The high road to high wages: Denmark's answer to the U.S. model

Original Reporting | By Mike Alberti |

Job satisfaction and mobility

Esbjerg also found that workers in many traditionally low-wage industries reported a high degree of job satisfaction. “They enjoy their jobs because they think of them as temporary,” he said. “The majority of people doing those jobs are students, who value the flexible work schedule. [Working in those occupations] is generally a choice…They are not forced into it by circumstance.”

An elaborate system of training programs was put in place to raise the qualifications of Danish workers. Currently, Denmark spends more on these policies, known formally as “active labor market policies,” than any other country in the OECD.

Entry-level jobs in the service industry are also characterized by a very high degree of mobility, Esbjerg added. This is partly due to the fact that, in most low-wage occupations, employers have implemented a system through which employees can enter the “management track” after a certain period of time. If someone without a college education works for a year in a supermarket, for example, he or she would then automatically be eligible to train for a better-paid management position, Esbjerg said.

Additionally, collective agreements usually stipulate that the employer must provide training for employees, either on-the-job or through the general education system. “We have always thought it was very important to include training in the agreements,” said Jan Kærra Rasmussen, chief economist at the Confederation of Danish Trade Unions. “That has always been a part of the deal.” Rasmussen said that the training component helps to ensure that employees have more options, so that they have the ability to leave their current jobs if they do not like them. That, in turn, puts pressure on employers to pay higher wages in order to retain employees.

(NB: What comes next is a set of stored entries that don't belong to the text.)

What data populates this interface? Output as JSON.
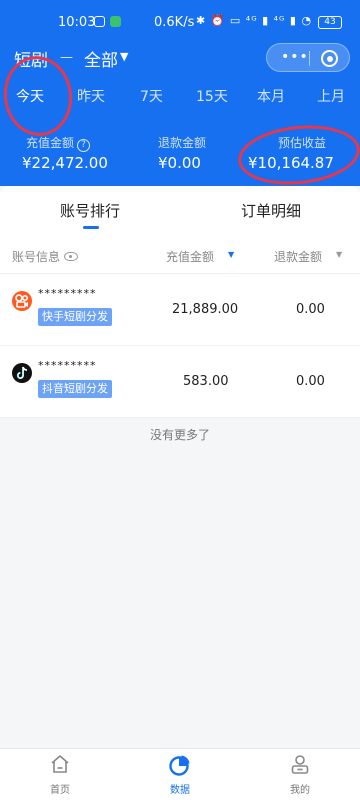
{
  "status_bar": {
    "time": "10:03",
    "speed": "0.6K/s",
    "icons": "✱ ⏰ ▭ ⁴ᴳ ▮ ⁴ᴳ ▮ ◔",
    "battery": "43"
  },
  "header": {
    "channel": "短剧",
    "separator": "—",
    "filter": "全部",
    "filter_caret": "▼",
    "menu_dots": "•••"
  },
  "date_tabs": [
    "今天",
    "昨天",
    "7天",
    "15天",
    "本月",
    "上月"
  ],
  "stats": {
    "recharge_label": "充值金额",
    "recharge_help": "?",
    "recharge_value": "¥22,472.00",
    "refund_label": "退款金额",
    "refund_value": "¥0.00",
    "income_label": "预估收益",
    "income_value": "¥10,164.87"
  },
  "segments": {
    "rank": "账号排行",
    "orders": "订单明细"
  },
  "table_header": {
    "account_info": "账号信息",
    "recharge": "充值金额",
    "refund": "退款金额",
    "sort_caret": "▼"
  },
  "rows": [
    {
      "name": "*********",
      "platform": "快手短剧分发",
      "recharge": "21,889.00",
      "refund": "0.00",
      "icon": "kuaishou-logo-icon"
    },
    {
      "name": "*********",
      "platform": "抖音短剧分发",
      "recharge": "583.00",
      "refund": "0.00",
      "icon": "douyin-logo-icon"
    }
  ],
  "no_more": "没有更多了",
  "bottom_nav": {
    "home": "首页",
    "data": "数据",
    "mine": "我的"
  },
  "colors": {
    "primary": "#1670f0",
    "annotation": "#e8374b",
    "kuaishou": "#ff5a1f",
    "douyin": "#111111",
    "badge": "#6da3f5"
  }
}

“For those few workers who do make low wages, they will generally not make them for very long,” said Esbjerg.

 

Unions

More than 65 percent of Danish workers belong to a trade union, and the collective bargaining agreements negotiated by those unions effectively cover 80 to 90 percent of Danish workers. (In the United States, by contrast, only 11.9 percent of workers belong to unions.)

John Schmitt of CEPR and Esbjerg agreed that the high union density in Denmark was the largest factor contributing to high Danish wages.

What about McDonald’s?

A very high-profile example of social pressure being exerted by both employee and employer unions for the purpose of maintaining high labor standards occurred in the 1980s, when McDonald’s opened several franchises in Denmark but refused to sign a collective bargaining agreement with the union, the only fast-food chain to do so.

Unions demonstrated and called “solidarity strikes,” in which members of other unions were called upon to boycott the restaurants.

Additionally, the Danish employers’ association for the hotel and restaurant sector refused to let McDonald’s join the association until the company negotiated with the unions.

In 1989, McDonald’s relented, joined the employers’ association, and signed an agreement with the union. Rasmussen said that, while there have been some disputes over time, particularly about overtime pay, in general the collective agreements ensure that McDonald’s workers are paid a living wage.

“The key starting point has to be the unions,” Schmitt said. “That changes almost every political and economic calculation that you can make.”

Danish union leaders said that raising wages had been a long process. “We don’t expect wages to go up if companies are not making a profit,” said Lars Lyngse, international council at the United Federation of Danish Workers, another large Danish union. “But when they do make a profit, we are always sure that workers are getting a piece of that cake.”

Schmitt added that employers’ unions — large groups made up of individual employers that bargain collectively with the unions — also played a large and overlooked part. “There is a social pressure that comes into play,” he said. “If a business wants to join the employers’ organization but they pay low wages, then the organization might force them to pay higher wages because they are undercutting the other members” (see sidebar).

Though Denmark has no official minimum wage, the collective agreements often instate a de facto minimum for different types of workers, and are renegotiated ever two or three years. Additionally, several employers said that the high compensation that is offered through the unemployment system (which is also generally administered by the unions) force them to raise their wages in order to attract workers.

“There is always a discussion about whether we should have a minimum wage,” said Lyngse. “It makes sense for you to have it in the United States, but the unions are worried that it will become a maximum wage for the low-skill occupations here. We don’t want that. We want to be able to go up as high as we can.”